Commitment to growth. The first discipline, commitment to growth, is more than a focus on revenue or gross profit. Instead, it represents a clear understanding that the status quo is not enough to ensure future success. Those at every level, from the CEO to managers to all other employees, must reject complacency and embrace continuous improvement and investment. The alternative is a calcified and rigid organization that is simply betting it is good enough to survive.

One way to assure your organization is committed to growth is to educate your team that, with more than 20,000 staffing firms in the US, there are always competitors that want your clients. Staying on guard and fending off rivals is the only way to maintain — and grow — your market.

Direction. The second discipline, direction, represents a clear market strategy that is supported by well-aligned operations. The hardest challenge is saying no to business that, while feasible in the short term, represents a significant distraction to the company’s long-term scalability.

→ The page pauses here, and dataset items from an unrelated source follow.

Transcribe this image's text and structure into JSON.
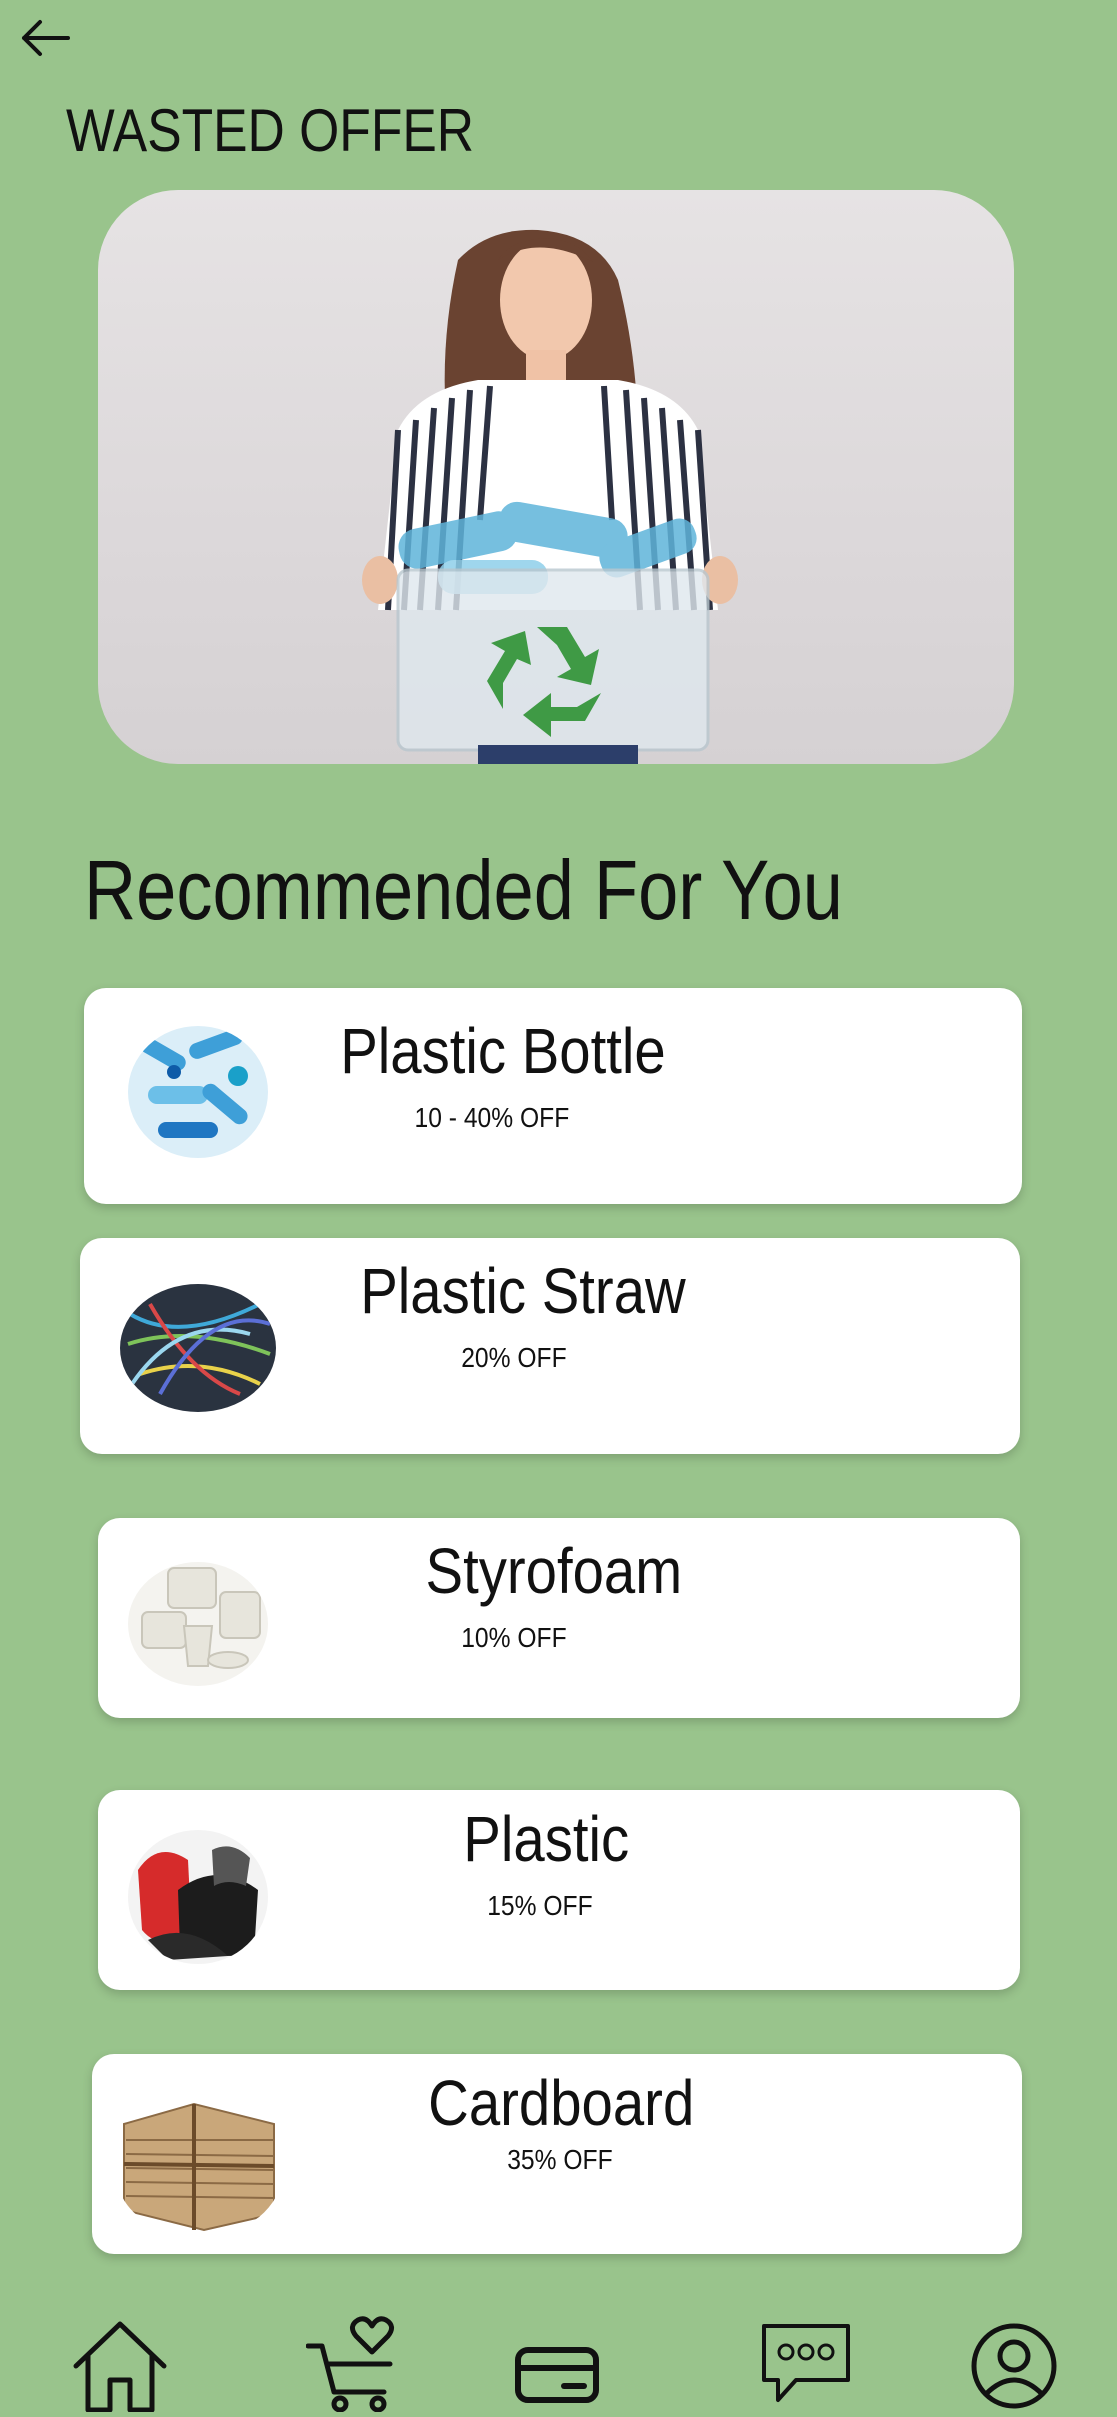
{
  "header": {
    "back_icon": "arrow-left-icon",
    "title": "WASTED OFFER"
  },
  "hero": {
    "image_alt": "Woman holding recycling box of plastic bottles",
    "icon": "recycle-icon"
  },
  "section": {
    "title": "Recommended For You"
  },
  "items": [
    {
      "name": "Plastic Bottle",
      "offer": "10 - 40% OFF",
      "thumbnail": "plastic-bottles"
    },
    {
      "name": "Plastic Straw",
      "offer": "20% OFF",
      "thumbnail": "plastic-straws"
    },
    {
      "name": "Styrofoam",
      "offer": "10% OFF",
      "thumbnail": "styrofoam-containers"
    },
    {
      "name": "Plastic",
      "offer": "15% OFF",
      "thumbnail": "plastic-bags"
    },
    {
      "name": "Cardboard",
      "offer": "35% OFF",
      "thumbnail": "cardboard-stack"
    }
  ],
  "nav": {
    "icons": [
      "home-icon",
      "cart-heart-icon",
      "card-icon",
      "chat-icon",
      "profile-icon"
    ]
  },
  "colors": {
    "background": "#99c48c",
    "card": "#ffffff",
    "accent": "#3f9a45"
  }
}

Who are your clients? What do you offer? How do you win? The simpler and clearer the answers to these three questions, the more likely your direction is sound. If each takes a paragraph to answer, then you are running an opportunistic business which may work for the short term but is vulnerable to be outmaneuvered by more focused competitors over time.

Culture. A performance-driven culture reinforces everyone’s role in achieving success. This approach embraces productive conflict that improves visibility into potential issues and creates opportunities for improvements. Performance-driven cultures are built on values that clearly define what behavior drives effective collaboration and peer-to-peer accountability. If your company values do not clearly define this behavior, then a revamp is in order.

The benefits of this approach are myriad: These companies are often among the staffing industry’s fastest-growing firms and also rated highly as great places to work by their employees.

Talent development. A company’s ability to hire, develop and promote internal talent helps ensure that its business will become stronger. New talent enables this growth by introducing fresh ideas while also reducing dependency on current staff. To make sure your organization is taking the steps it needs to develop talent, I recommend continuously interviewing talent whether you have an open position or not. Create a training and/or mentoring program focusing on the first 90 days for new employees and create a career path for your people whether they stay in production or move into management.

Execution. Strong execution means your organization has enabled the best practices, technology and key policies required for a successful market strategy. How do you know you’ve achieved execution? Most business underperformance is rooted in in poor training or employees’ — and leaders’ — unwillingness to follow best practices. Before spending time reinventing your best practices or purchasing new tools, evaluate their current adoption. Many leaders find more return on great compliance than on implementing every latest and greatest tool or practice.

To build high-performing teams of any size, these five leadership disciplines are key. Yet I’m always surprised to see that, as impactful as they are, they are largely ignored by most leaders who are instead focusing on more visible problems. This “whack-a-mole” approach is not the way to grow your staffing firm. Leaders must learn to identify patterns and root causes, and these five leadership disciplines are the place to start.